I have previously written about the increasing monitoring and discipline of teachers for conduct in their private lives. We have seen teachers face discipline over social media pictures holding a weapon. Even a picture of a teacher holding a glass of a drink is enough to trigger discipline.
Once again, there is clearly a need for officials to act upon any threat. However, there remains a dangerous ambiguity over the scope and use of such authority. Given the ludicrous application of “zero tolerance” rules, officials commonly impose extreme punishments rather than exercise judgment (and expose themselves to the risk of criticism) over the handling of such controversies.
We have seen a steady erosion of the free speech rights of students in the last decade. The Supreme Court accelerated that trend in its Morse decision. Former JDHS Principal Deb Morse suspended Frederick in 2002 during the Olympic Torch Relay for holding up a 14-foot banner across from the high school that read “Bong Hits 4 Jesus.” The case ultimately led to the Supreme Court which ruled in Morse v. Frederick ruling in 2007 for the Board — a decision that I strongly disagreed with and one that has encouraged over-reaching by school officials into protected areas.
For a copy of the Morse decision, click here.

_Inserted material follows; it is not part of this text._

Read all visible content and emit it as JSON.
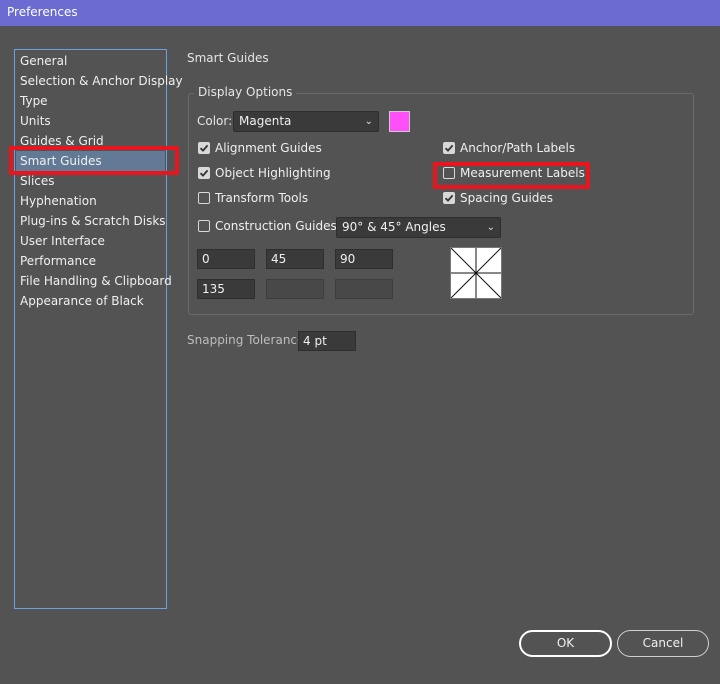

Civil libertarians hoped that Obama would appoint someone with a strong commitment to free speech and student rights. I was very concerned over the appointment of Sonia Sotomayor because of her role in the Donniger case where she ruled against high school student Avery Doninger who contested her punishment for posting an objectionable message on an Internet site about Lewis Mills High School. When she objected to the cancellation of a school event in vulgar terms, school officials barred her from running for Senior Class secretary. In Doninger v. Niehoff, the Second Circuit upheld the right of school officials to punish students for out-of–school speech in a major blow to both the first amendment and student rights.
This case has obviously different and more compelling facts for actions. However, this remains a picture taken outside of school with two airsoft guns. It would seem an appropriate cause for a telephone call and not some open-ended suspension in my opinion.